Hey les amirs, vous avez regardés les videos du site officiel de Killzone
Elles sont bien je trouve. En plus, on peut comparer 2 " styles" de combat. Il y du genre style commando et style plutot bourrin!
si vous n´avez pas regarD les videos, g fait 1 ptit résumé d´une des videos -avec des retouches grammaticales et j´ai quelque peut enjoliver les choses pour vous faire saliver
-
Armé de mon couteau, j’avançais prudemment, sans un bruit, dans une sorte de couloir qui donnait sur une cours. Je vis un garde qui me tournait le dos ; je m’approcha discrètement et lui trancha la gorge. Son corps s’effondra, légèrement, en un dernier râle mourrant telle une plainte rauque et inarticulée. Puis j’essuya ma lame maculée du sang de ma victime et la rangea dans son fourreau.
Ensuite, je jeta un coup d’œil plus bas et m’aperçus que j’étais au-dessus de 3 membres de la Helgast. Tranquillement je visai la tête du soldat isolé par ses 2 compères puis, appuya sur la détente. Le soldat tomba tel un pantin désarticulé.

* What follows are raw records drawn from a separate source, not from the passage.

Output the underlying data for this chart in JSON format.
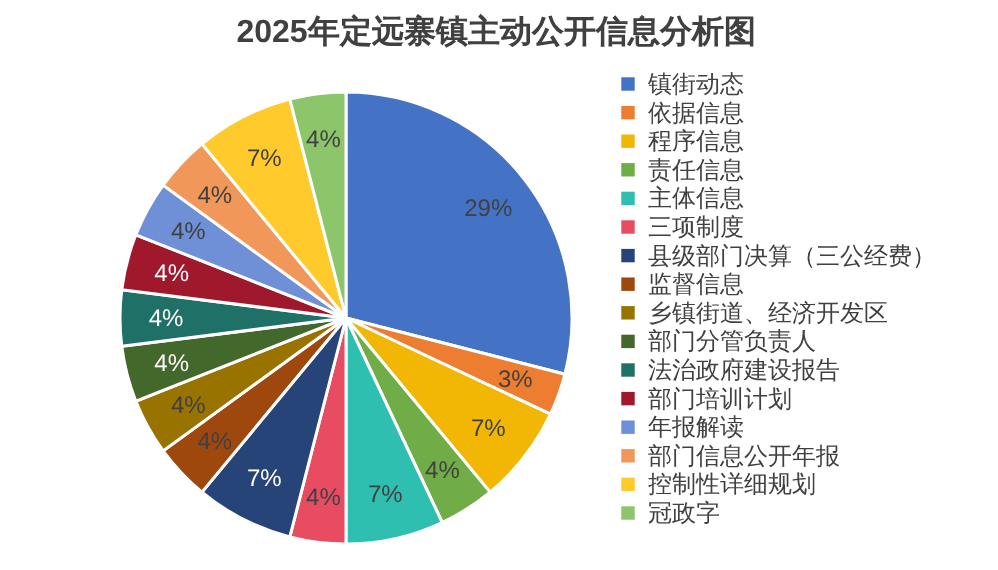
{
  "chart_data": {
    "type": "pie",
    "title": "2025年定远寨镇主动公开信息分析图",
    "categories": [
      "镇街动态",
      "依据信息",
      "程序信息",
      "责任信息",
      "主体信息",
      "三项制度",
      "县级部门决算（三公经费）",
      "监督信息",
      "乡镇街道、经济开发区",
      "部门分管负责人",
      "法治政府建设报告",
      "部门培训计划",
      "年报解读",
      "部门信息公开年报",
      "控制性详细规划",
      "冠政字"
    ],
    "values": [
      29,
      3,
      7,
      4,
      7,
      4,
      7,
      4,
      4,
      4,
      4,
      4,
      4,
      4,
      7,
      4
    ],
    "value_labels": [
      "29%",
      "3%",
      "7%",
      "4%",
      "7%",
      "4%",
      "7%",
      "4%",
      "4%",
      "4%",
      "4%",
      "4%",
      "4%",
      "4%",
      "7%",
      "4%"
    ],
    "colors": [
      "#4472c4",
      "#ed7d31",
      "#f2b705",
      "#70ad47",
      "#2fbfb0",
      "#e84c63",
      "#264478",
      "#9e480e",
      "#997300",
      "#43682b",
      "#1f7067",
      "#a0182b",
      "#6f8fd6",
      "#f1975a",
      "#ffca2c",
      "#8cc56a"
    ],
    "legend": "right"
  }
}
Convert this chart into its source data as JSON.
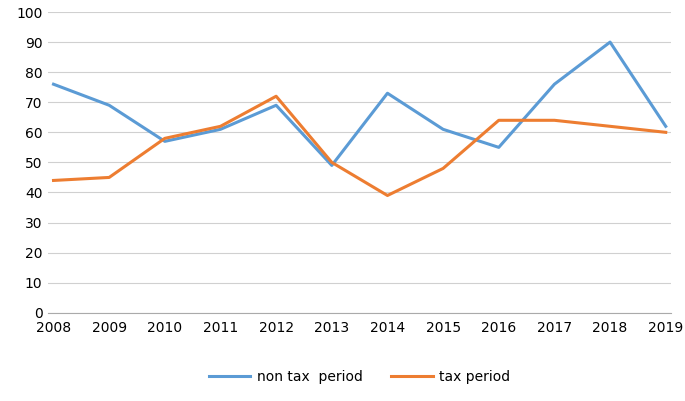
{
  "years": [
    2008,
    2009,
    2010,
    2011,
    2012,
    2013,
    2014,
    2015,
    2016,
    2017,
    2018,
    2019
  ],
  "non_tax_period": [
    76,
    69,
    57,
    61,
    69,
    49,
    73,
    61,
    55,
    76,
    90,
    62
  ],
  "tax_period": [
    44,
    45,
    58,
    62,
    72,
    50,
    39,
    48,
    64,
    64,
    62,
    60
  ],
  "non_tax_color": "#5b9bd5",
  "tax_color": "#ed7d31",
  "legend_labels": [
    "non tax  period",
    "tax period"
  ],
  "ylim": [
    0,
    100
  ],
  "yticks": [
    0,
    10,
    20,
    30,
    40,
    50,
    60,
    70,
    80,
    90,
    100
  ],
  "background_color": "#ffffff",
  "grid_color": "#d0d0d0",
  "line_width": 2.2,
  "tick_fontsize": 10,
  "legend_fontsize": 10
}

Je m’occupai ensuite de mes 2 autres ennemis. Je neutralisai le premier d’une balle dans la tête quand le second, alerté par la mort se son compagnon, fit alors volte-face et dégaina son arme. A peine avait-il eu le temps de tirer une balle que ; dans un brouhaha sonore ; je venais de vider mon chargeur dans sa direction ; son corps inerte tomba également à terre et mes douilles volèrent en éclat.

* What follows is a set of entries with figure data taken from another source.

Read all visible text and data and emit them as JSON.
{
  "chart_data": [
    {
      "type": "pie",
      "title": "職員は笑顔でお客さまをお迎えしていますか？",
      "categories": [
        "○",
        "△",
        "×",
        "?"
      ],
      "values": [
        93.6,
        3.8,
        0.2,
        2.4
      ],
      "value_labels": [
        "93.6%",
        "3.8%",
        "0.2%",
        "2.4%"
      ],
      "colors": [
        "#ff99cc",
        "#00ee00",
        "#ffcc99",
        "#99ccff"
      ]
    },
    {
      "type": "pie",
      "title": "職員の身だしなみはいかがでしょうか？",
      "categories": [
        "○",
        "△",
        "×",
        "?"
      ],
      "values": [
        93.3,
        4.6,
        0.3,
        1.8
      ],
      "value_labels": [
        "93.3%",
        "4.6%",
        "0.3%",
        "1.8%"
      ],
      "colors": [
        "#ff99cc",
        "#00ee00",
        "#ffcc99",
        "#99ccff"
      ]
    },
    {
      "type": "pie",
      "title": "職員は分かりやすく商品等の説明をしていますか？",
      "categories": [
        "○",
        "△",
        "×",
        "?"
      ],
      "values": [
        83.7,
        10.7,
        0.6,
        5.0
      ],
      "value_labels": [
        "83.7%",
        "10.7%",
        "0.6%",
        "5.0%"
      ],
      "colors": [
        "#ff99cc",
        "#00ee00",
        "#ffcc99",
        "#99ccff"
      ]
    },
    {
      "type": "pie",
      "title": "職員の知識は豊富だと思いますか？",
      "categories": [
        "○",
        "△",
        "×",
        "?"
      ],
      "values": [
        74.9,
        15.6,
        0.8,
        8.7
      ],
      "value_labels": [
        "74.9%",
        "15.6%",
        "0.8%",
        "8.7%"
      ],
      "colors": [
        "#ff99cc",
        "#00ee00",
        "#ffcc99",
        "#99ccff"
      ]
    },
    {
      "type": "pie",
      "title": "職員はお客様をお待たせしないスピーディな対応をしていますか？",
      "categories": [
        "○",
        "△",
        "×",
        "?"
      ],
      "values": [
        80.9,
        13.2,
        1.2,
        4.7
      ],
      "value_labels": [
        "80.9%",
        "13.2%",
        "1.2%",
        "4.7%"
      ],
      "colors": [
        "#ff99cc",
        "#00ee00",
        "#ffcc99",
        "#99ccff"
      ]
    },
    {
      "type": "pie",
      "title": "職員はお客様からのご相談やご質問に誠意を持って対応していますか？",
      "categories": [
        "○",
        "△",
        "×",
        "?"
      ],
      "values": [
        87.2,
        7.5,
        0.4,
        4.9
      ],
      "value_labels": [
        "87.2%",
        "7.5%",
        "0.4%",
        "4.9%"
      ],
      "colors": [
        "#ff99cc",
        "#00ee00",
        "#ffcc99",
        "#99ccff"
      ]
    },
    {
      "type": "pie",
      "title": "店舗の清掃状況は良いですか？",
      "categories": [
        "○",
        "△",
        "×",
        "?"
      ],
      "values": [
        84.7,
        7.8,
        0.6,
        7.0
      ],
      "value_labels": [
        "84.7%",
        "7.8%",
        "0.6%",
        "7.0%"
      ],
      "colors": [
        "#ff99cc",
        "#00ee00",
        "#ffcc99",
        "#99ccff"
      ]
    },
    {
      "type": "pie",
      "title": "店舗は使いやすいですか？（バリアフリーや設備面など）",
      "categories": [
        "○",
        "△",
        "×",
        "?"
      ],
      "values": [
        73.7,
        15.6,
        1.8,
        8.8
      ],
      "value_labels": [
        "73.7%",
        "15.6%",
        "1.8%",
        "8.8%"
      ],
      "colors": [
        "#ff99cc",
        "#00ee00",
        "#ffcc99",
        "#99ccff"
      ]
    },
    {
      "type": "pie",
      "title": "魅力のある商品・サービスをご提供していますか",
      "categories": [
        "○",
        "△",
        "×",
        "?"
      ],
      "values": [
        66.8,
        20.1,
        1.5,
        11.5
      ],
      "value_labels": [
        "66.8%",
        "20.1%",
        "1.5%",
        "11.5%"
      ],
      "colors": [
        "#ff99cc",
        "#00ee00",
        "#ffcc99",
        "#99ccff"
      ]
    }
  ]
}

Je descendis ensuite les escaliers qui menaient à cette fameuse cours. Je continuais mon petit bonhomme de chemin, enjambant les corps gisants sur le sol ; desquels s’échappait une odeur âpre. Alors que je marchais, toujours mon arme à la main prêt à faire faire feu, on me tira dessus. J’étais touché… Mais je connaissais l’emplacement du tireur. Je pris une de mes grenades, la dégoupilla et la lança vers le tireur embusqué. Elle explosa et le déchiqueta ; la couleur rouge de son sang avait repeint les murs à proximité.

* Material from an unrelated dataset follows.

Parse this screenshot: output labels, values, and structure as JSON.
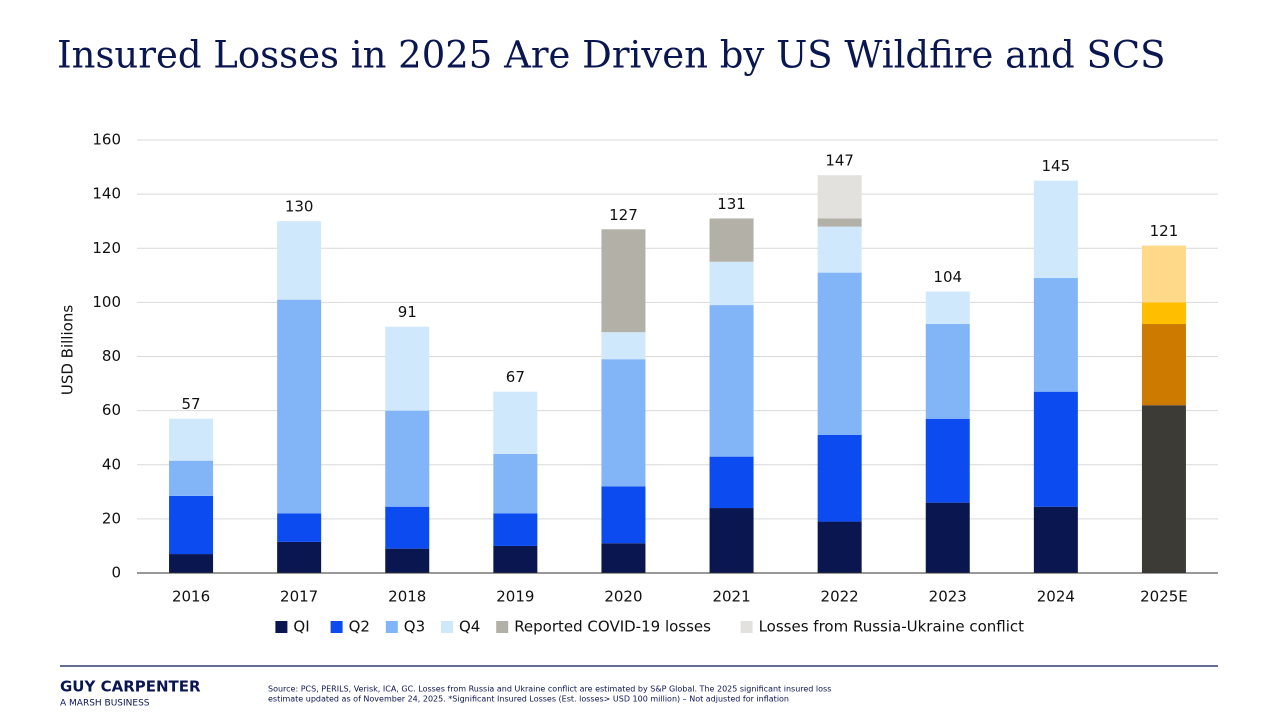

Je progressai vers la sortie, heureux d’avoir échapper à la mort, c’est alors que j’entendis des bruits de pas. Je me cachai derrière un bloc de pierre et je vis une escouade ennemie qui patrouillait non loin de moi ; la pression entremêlée de peur était à son paroxysme. Je pris donc mon courage à deux mains et sortis de ma cachette en ouvrant le feu sur l’escouade. Les cinq officiers de la Helgast périrent ainsi… Enfin je vis la sortie, ce qui voulait dire que mon calvaire était terminé.